Primarily for general aviation discussion, but other aviation topics are also welcome.
#1828002
Appears to have been very well handled by crew and ATC. I'm especially pleased that the crew declared "MAYDAY"; so often US aircrew (private & professional) appear to be reluctant to use the M and P words.

It did indeed lose one or more fan blades (N1?)

#1828009
I rest my case - twin ops, less to go wrong


True (as a 'twin guy I am compelled to agree) but I have to say it was nice on the Jumbo. "Watch out chaps(esses), it looks like we've lost a donk.

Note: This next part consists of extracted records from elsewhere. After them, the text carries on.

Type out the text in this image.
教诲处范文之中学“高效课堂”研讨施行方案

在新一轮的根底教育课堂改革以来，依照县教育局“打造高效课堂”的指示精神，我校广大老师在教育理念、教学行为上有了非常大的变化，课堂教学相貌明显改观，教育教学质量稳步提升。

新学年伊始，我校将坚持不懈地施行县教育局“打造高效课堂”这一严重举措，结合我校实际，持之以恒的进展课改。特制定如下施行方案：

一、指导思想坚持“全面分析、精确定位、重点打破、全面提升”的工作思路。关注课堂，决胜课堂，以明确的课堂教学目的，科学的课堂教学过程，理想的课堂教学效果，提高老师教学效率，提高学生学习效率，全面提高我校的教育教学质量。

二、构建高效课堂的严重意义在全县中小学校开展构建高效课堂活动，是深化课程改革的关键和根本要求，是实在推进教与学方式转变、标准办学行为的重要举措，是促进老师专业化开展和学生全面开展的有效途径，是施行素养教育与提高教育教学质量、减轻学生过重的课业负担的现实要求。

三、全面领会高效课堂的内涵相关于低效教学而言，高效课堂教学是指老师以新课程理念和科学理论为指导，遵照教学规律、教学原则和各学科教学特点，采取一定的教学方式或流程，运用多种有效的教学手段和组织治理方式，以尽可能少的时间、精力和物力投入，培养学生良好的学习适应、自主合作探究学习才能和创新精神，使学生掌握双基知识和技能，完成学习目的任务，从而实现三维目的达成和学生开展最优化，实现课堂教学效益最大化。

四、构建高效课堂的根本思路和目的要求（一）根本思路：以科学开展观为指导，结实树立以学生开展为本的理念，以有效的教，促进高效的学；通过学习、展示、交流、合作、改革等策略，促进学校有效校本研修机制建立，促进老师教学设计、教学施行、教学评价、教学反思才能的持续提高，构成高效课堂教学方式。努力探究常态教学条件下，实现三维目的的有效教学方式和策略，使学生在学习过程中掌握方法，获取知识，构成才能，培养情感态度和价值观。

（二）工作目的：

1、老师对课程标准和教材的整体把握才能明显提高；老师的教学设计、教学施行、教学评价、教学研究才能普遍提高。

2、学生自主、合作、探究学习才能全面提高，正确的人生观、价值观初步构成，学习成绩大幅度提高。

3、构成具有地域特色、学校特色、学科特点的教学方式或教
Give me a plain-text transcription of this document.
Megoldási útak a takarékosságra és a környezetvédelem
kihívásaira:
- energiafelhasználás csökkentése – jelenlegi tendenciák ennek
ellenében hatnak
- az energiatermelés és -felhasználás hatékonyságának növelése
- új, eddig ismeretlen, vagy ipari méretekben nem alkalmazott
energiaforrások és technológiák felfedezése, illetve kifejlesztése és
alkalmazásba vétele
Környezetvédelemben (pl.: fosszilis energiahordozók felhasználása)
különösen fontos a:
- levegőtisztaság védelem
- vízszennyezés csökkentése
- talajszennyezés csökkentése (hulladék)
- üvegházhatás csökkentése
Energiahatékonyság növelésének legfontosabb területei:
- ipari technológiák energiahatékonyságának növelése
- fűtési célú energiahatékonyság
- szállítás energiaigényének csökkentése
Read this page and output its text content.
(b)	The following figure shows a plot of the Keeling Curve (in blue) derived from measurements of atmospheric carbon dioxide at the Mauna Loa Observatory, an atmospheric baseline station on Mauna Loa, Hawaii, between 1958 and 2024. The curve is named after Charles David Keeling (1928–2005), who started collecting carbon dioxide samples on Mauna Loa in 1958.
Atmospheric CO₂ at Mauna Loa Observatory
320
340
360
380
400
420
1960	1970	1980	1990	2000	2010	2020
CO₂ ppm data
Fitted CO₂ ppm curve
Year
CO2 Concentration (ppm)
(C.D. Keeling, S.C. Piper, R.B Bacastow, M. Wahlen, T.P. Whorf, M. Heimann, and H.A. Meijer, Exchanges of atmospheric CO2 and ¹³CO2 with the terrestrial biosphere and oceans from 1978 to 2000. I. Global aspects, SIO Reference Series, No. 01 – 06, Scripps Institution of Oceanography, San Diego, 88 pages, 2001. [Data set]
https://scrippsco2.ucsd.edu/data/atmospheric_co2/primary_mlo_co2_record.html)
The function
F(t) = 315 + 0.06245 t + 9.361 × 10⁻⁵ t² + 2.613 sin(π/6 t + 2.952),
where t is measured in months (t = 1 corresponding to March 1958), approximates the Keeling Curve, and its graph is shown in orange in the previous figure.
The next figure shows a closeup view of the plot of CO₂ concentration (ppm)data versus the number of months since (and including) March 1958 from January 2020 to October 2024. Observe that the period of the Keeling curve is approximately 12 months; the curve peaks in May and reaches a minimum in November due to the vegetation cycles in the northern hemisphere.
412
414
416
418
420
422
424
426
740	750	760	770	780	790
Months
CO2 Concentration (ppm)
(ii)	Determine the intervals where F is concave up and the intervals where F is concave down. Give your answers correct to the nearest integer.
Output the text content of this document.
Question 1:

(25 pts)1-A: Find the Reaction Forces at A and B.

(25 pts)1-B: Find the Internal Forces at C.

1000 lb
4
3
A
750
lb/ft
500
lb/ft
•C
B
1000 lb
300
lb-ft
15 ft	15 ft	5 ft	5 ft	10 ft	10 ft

What say you we descend from FL350 to 310 and keep going?" :D






(Not forgetting to balance the fuel.....before someone else says it)
#1828027
Wide-Body wrote:
Trent772 wrote:Lost its cowls and then a fail....

They do hate losing their clothes :lol:


They don’t normally loose there clothes unannounced, I suspect someone did not fasten them up whilst dressing.

This video of the windmilling engine on approach is good enough to pause & see lost blade(s). Which event caused what result will be of interest in the investigation; certainly the loss of (and recovery of) the complete engine nose ring & other components is unusual.

#1828079
Don’t forget GE - the GE90 has a large share of the 777 engine market too, including most of BAs.

Flying RR powered jets obviously gives the best excuse for having a clapped out old banger though - “well, why get a posh car when I drive 2 Rolls Royces at work”
johnm, Iceman, Flyin'Dutch' and 1 others liked this
#1828084
CNN international running big segments on this, talking about both the 777 & 747 having P&W engines and grounding of the US 777 P&W fleet. wrt the 747 I dont think they get that airports are so close together in that part of Europe..!!

Regards, SD..
#1828089
I think there are only ~120 of those early Boeing 777s with that engine and that are therefore subject to the grounding - only operated by United in the US, and also operated by Japan and S Korea. And of that~120, about half are currently in storage anyway. In view of the age of the aircraft I'm not sure re-engining would be cost-effective unless the swap is very easy.